Paper No. 173-3
Presentation Time: 8:30 AM
THE NORTHERN CALCAREOUS ALPS AND ALFRED FISCHER’S CONTRIBUTIONS TO CARBONATE SEDIMENTOLOGY
GARRISON, Robert E., Department of Ocean Sciences, University of California, Santa Cruz, 1156 High Street, Santa Cruz, CA 95064
Extending from the suburbs of Vienna to the Swiss border, the Northern Calcareous Alps (NCA) consist largely of Mesozoic carbonate rocks varying from platform complexes to deep-water pelagic limestones. Having lived as a child with his German-American parents for a time in the midst of these rocks near Berchtesgaden, Al Fischer returned to this area in the late 1950s to conduct research on both the shallow- and deep-water facies. Using his paleontological expertise and inspired by his earlier meticulous research on the Permian Reef Complex in the SW U.S., Fischer applied similar exacting methods to the Triassic platform carbonates in the Lofer Steinberge and other nearby sites in central Austria. He identified numerous lagoonal cyclothems that he interpreted as records of astronomically moderated eustatic fluctuations. A key discovery was the recognition of a thin dessication facies at the base of the the individual cyclothems marking brief intervals of low sealevels and seafloor emergence. Integrating his estimates of the lengths of the cyclothems, their possible connection to the obliquity cycle, and his calculation of the magnitude of tectonic subsidence, he created a methodology that would be utilized by others and that he would refine in his future research.

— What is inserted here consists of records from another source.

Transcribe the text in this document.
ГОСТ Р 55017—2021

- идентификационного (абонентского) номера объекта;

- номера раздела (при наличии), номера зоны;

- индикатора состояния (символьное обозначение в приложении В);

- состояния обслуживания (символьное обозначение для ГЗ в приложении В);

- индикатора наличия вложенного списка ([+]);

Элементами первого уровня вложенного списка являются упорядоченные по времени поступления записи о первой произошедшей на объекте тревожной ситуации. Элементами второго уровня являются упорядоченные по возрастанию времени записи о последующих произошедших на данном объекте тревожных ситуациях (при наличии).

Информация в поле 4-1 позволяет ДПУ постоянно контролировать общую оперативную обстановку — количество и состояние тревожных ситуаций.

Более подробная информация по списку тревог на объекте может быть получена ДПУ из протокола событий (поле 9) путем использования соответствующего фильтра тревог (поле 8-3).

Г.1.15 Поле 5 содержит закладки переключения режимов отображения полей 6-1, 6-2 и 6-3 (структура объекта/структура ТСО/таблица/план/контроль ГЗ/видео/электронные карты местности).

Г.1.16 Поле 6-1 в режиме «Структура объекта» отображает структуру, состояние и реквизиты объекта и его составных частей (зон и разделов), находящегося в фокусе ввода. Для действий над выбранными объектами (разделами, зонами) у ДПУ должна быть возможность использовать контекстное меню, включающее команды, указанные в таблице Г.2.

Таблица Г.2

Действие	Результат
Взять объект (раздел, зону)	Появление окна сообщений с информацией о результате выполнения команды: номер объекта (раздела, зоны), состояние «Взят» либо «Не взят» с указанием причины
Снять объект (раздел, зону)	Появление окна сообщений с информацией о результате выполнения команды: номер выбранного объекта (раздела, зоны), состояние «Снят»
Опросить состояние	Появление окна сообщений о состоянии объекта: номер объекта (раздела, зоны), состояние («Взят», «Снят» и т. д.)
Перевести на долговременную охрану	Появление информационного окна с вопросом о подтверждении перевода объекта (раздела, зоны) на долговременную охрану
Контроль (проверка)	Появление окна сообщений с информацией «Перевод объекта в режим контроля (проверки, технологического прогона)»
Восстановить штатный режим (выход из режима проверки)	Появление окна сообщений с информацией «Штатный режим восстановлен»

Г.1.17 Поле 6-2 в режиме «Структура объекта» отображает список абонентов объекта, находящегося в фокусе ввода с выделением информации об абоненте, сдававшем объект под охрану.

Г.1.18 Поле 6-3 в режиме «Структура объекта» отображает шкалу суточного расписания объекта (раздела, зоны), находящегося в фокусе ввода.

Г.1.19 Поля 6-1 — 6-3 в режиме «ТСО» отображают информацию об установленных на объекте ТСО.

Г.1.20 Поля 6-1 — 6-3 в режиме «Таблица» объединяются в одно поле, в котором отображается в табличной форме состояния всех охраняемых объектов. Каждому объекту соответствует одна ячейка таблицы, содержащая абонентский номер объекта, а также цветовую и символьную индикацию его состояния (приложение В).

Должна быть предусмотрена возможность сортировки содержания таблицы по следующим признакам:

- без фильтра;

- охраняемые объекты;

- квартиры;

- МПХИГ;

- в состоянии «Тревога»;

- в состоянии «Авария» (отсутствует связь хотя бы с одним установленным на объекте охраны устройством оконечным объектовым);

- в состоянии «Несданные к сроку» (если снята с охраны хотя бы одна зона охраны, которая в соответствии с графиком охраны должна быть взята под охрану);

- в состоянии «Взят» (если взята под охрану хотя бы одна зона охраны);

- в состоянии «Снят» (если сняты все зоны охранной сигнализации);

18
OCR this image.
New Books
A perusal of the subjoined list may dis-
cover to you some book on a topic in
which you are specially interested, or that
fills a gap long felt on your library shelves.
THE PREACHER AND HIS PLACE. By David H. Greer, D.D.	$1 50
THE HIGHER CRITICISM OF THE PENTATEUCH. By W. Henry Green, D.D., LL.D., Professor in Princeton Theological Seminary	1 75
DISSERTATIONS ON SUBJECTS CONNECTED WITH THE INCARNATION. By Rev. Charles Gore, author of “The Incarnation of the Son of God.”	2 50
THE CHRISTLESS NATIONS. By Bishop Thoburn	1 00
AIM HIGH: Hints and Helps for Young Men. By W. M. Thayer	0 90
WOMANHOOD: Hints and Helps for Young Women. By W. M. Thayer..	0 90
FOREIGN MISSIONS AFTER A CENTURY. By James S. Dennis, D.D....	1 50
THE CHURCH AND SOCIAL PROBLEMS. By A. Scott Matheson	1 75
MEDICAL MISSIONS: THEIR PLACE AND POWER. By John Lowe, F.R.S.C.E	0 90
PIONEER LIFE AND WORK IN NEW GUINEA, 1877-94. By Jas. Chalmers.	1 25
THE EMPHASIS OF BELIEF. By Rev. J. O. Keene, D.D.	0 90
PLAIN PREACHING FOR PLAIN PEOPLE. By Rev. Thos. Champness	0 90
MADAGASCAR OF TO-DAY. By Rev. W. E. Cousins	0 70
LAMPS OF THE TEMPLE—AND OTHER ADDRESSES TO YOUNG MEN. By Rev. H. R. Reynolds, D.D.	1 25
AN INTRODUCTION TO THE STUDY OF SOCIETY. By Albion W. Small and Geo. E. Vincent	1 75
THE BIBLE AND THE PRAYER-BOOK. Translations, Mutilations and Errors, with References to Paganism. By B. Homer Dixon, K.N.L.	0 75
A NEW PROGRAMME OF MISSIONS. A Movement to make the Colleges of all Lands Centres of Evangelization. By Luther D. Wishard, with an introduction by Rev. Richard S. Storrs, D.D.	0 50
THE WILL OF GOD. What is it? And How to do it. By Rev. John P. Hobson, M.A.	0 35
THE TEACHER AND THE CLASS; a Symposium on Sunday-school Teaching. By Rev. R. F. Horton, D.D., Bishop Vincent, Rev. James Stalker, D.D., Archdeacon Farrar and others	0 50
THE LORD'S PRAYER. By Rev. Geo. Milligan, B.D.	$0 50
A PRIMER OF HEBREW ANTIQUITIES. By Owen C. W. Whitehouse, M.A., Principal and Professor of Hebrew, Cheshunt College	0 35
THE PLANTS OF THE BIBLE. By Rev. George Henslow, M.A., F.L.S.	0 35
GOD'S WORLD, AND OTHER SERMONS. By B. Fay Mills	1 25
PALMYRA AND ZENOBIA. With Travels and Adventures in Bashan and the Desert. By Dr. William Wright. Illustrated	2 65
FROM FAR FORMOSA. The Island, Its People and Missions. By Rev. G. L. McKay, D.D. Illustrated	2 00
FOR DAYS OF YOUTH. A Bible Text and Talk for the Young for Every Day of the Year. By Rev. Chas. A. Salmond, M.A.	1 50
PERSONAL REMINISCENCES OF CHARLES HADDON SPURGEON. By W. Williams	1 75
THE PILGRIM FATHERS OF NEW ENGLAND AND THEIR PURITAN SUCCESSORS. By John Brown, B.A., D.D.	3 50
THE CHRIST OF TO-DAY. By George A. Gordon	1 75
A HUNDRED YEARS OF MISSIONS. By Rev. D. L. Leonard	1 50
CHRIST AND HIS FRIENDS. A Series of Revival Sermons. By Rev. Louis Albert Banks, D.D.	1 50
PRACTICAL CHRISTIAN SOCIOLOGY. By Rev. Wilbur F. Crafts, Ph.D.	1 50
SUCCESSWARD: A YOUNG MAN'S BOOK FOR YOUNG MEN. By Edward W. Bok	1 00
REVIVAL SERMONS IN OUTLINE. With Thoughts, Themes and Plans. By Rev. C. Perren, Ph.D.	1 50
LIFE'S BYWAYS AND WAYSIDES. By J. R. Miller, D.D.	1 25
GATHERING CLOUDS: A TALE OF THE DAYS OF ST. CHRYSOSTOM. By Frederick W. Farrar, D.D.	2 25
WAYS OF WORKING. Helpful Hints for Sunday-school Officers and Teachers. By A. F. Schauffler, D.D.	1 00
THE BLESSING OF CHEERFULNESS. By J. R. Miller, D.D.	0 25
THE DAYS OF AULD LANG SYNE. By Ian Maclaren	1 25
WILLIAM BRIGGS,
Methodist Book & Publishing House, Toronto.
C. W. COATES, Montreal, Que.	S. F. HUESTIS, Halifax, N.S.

Likewise, employing novel electron microscopic methods, his work identified widespread coccolith-rich Jurassic-Cretacous pelagic limestones, solidifiying the interpretation of their deep-water origin during seafloor spreading and rapid subsidence. Using petrographic studies of both NCA pelagic limestones and Holocene cemented slabs dredged from the modern seafloor, he showed that this sediment-starved environment in the NCA generated numerous hardgronds, products of condensed sedimentation and early diagenetic carbonate cementation at the sediment-water interface.
This focus on pelagic sediments led him to participate on two early DSDP cruises that shed light on the origins of both the Atlantic and Pacific Oceans. The Alpine research was also the springboard for his later groundbreaking work on paleoenvironmental patterns and cyclostratigraphy in other carbonate sections in Italy and elsewhere. It established his modus operandi of precise studies at all scales and guided his creative research on fundamental questions of the Earth’s past.